– Привет, это Адриа. Как дела? Черт, ты уже спал? Нет, а который час? Что? Четыре утра?.. Ой, извини!.. Да… Я хотел тебя кое о чем попросить и кое-что тебе рассказать. Да, да. Нет, если можешь прийти завтра… точнее, сегодня. Слушай, лучше, если придешь ты. Да. Когда тебе удобнее. Я весь день дома. Да, да. Спасибо.
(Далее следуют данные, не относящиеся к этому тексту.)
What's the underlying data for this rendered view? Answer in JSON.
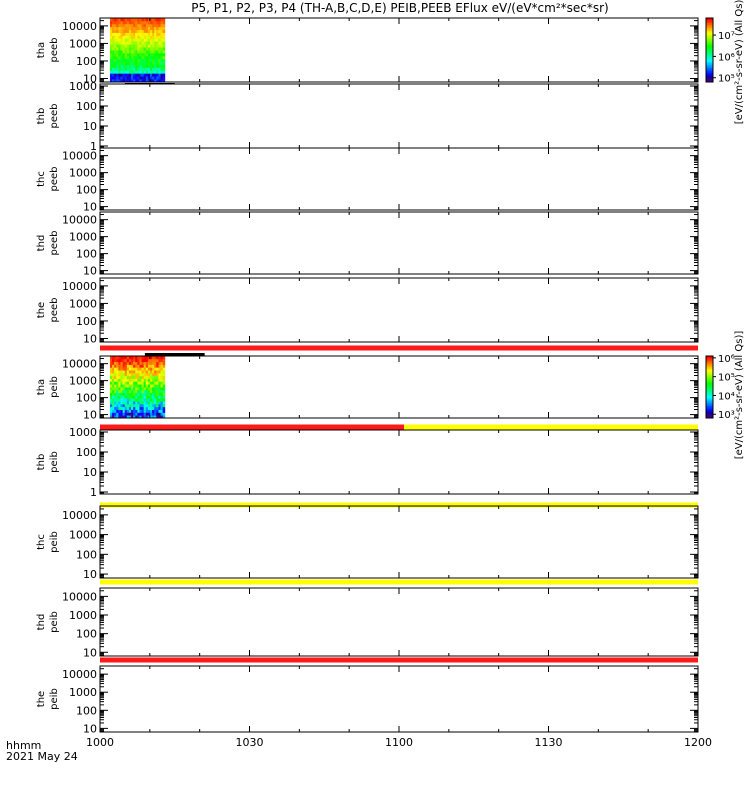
{
  "title": "P5, P1, P2, P3, P4 (TH-A,B,C,D,E) PEIB,PEEB EFlux eV/(eV*cm²*sec*sr)",
  "footer": {
    "format_label": "hhmm",
    "date_label": "2021 May 24"
  },
  "colors": {
    "red_bar": "#ff1a1a",
    "yellow_bar": "#ffff00",
    "black_bar": "#000000"
  },
  "chart_data": {
    "type": "heatmap",
    "x_axis": {
      "range": [
        "10:00",
        "12:00"
      ],
      "tick_labels": [
        "1000",
        "1030",
        "1100",
        "1130",
        "1200"
      ]
    },
    "panels": [
      {
        "probe": "tha",
        "product": "peeb",
        "yticks": [
          "10",
          "100",
          "1000",
          "10000"
        ],
        "ylog": [
          0.8,
          4.45
        ],
        "data_range": [
          "10:02",
          "10:13"
        ],
        "status_bar": null
      },
      {
        "probe": "thb",
        "product": "peeb",
        "yticks": [
          "1",
          "10",
          "100",
          "1000"
        ],
        "ylog": [
          -0.1,
          3.1
        ],
        "data_range": null,
        "status_bar": null
      },
      {
        "probe": "thc",
        "product": "peeb",
        "yticks": [
          "10",
          "100",
          "1000",
          "10000"
        ],
        "ylog": [
          0.8,
          4.45
        ],
        "data_range": null,
        "status_bar": null
      },
      {
        "probe": "thd",
        "product": "peeb",
        "yticks": [
          "10",
          "100",
          "1000",
          "10000"
        ],
        "ylog": [
          0.8,
          4.45
        ],
        "data_range": null,
        "status_bar": null
      },
      {
        "probe": "the",
        "product": "peeb",
        "yticks": [
          "10",
          "100",
          "1000",
          "10000"
        ],
        "ylog": [
          0.8,
          4.45
        ],
        "data_range": null,
        "status_bar": {
          "segments": [
            {
              "from": "10:00",
              "to": "12:00",
              "color": "red"
            }
          ]
        }
      },
      {
        "probe": "tha",
        "product": "peib",
        "yticks": [
          "10",
          "100",
          "1000",
          "10000"
        ],
        "ylog": [
          0.8,
          4.45
        ],
        "data_range": [
          "10:02",
          "10:13"
        ],
        "status_bar": {
          "segments": [
            {
              "from": "10:00",
              "to": "11:01",
              "color": "red"
            },
            {
              "from": "11:01",
              "to": "12:00",
              "color": "yellow"
            }
          ]
        }
      },
      {
        "probe": "thb",
        "product": "peib",
        "yticks": [
          "1",
          "10",
          "100",
          "1000"
        ],
        "ylog": [
          -0.1,
          3.1
        ],
        "data_range": null,
        "status_bar": {
          "segments": [
            {
              "from": "10:00",
              "to": "12:00",
              "color": "yellow"
            }
          ]
        }
      },
      {
        "probe": "thc",
        "product": "peib",
        "yticks": [
          "10",
          "100",
          "1000",
          "10000"
        ],
        "ylog": [
          0.8,
          4.45
        ],
        "data_range": null,
        "status_bar": {
          "segments": [
            {
              "from": "10:00",
              "to": "12:00",
              "color": "yellow"
            }
          ]
        }
      },
      {
        "probe": "thd",
        "product": "peib",
        "yticks": [
          "10",
          "100",
          "1000",
          "10000"
        ],
        "ylog": [
          0.8,
          4.45
        ],
        "data_range": null,
        "status_bar": {
          "segments": [
            {
              "from": "10:00",
              "to": "12:00",
              "color": "red"
            }
          ]
        }
      },
      {
        "probe": "the",
        "product": "peib",
        "yticks": [
          "10",
          "100",
          "1000",
          "10000"
        ],
        "ylog": [
          0.8,
          4.45
        ],
        "data_range": null,
        "status_bar": null
      }
    ],
    "colorbars": [
      {
        "label": "[eV/(cm²-s-sr-eV) (All Qs)]",
        "ticks": [
          "10⁵",
          "10⁶",
          "10⁷"
        ],
        "log_range": [
          4.8,
          7.8
        ]
      },
      {
        "label": "[eV/(cm²-s-sr-eV) (All Qs)]",
        "ticks": [
          "10³",
          "10⁴",
          "10⁵",
          "10⁶"
        ],
        "log_range": [
          2.8,
          6.1
        ]
      }
    ]
  }
}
Я заканчиваю писать hic et nunc о том, что переживаю. Я должен был писать по сю пору, к моему глубокому сожалению. Я уже в самом конце моей рукописи. На улице розовоперстая заря начинает окрашивать темное небо. Мои пальцы окоченели от холода. Я складываю исписанные листы и письменный прибор и смотрю в окно. Какой холод, какое одиночество! Братья из монастыря Жерри поднимутся по тропинке, которую мои глаза различат, когда заря окончательно одолеет мрак. Я смотрю на дарохранительницу и думаю, что нет ничего печальнее, чем оставлять пустым монастырь, где веками возносили хвалу Господу. Я не могу не чествовать своей вины в этом ужасном событии, любимая. Да, знаю. Мы все когда-нибудь умрем… Но ты усилиями моего благородного друга, который терпел меня столько лет, ты будешь продолжать жить и дальше – каждый раз, когда кто-нибудь будет читать эти строки. Однажды, как мне говорят, мое тело тоже исчезнет. Прости меня, но я, как и Орфей, не смог совершить чудо. Воскресение – удел богов. Confiteor, любимая. Leshana Haba’ah B’Ierushalayim[428]. Сегодня – это завтра.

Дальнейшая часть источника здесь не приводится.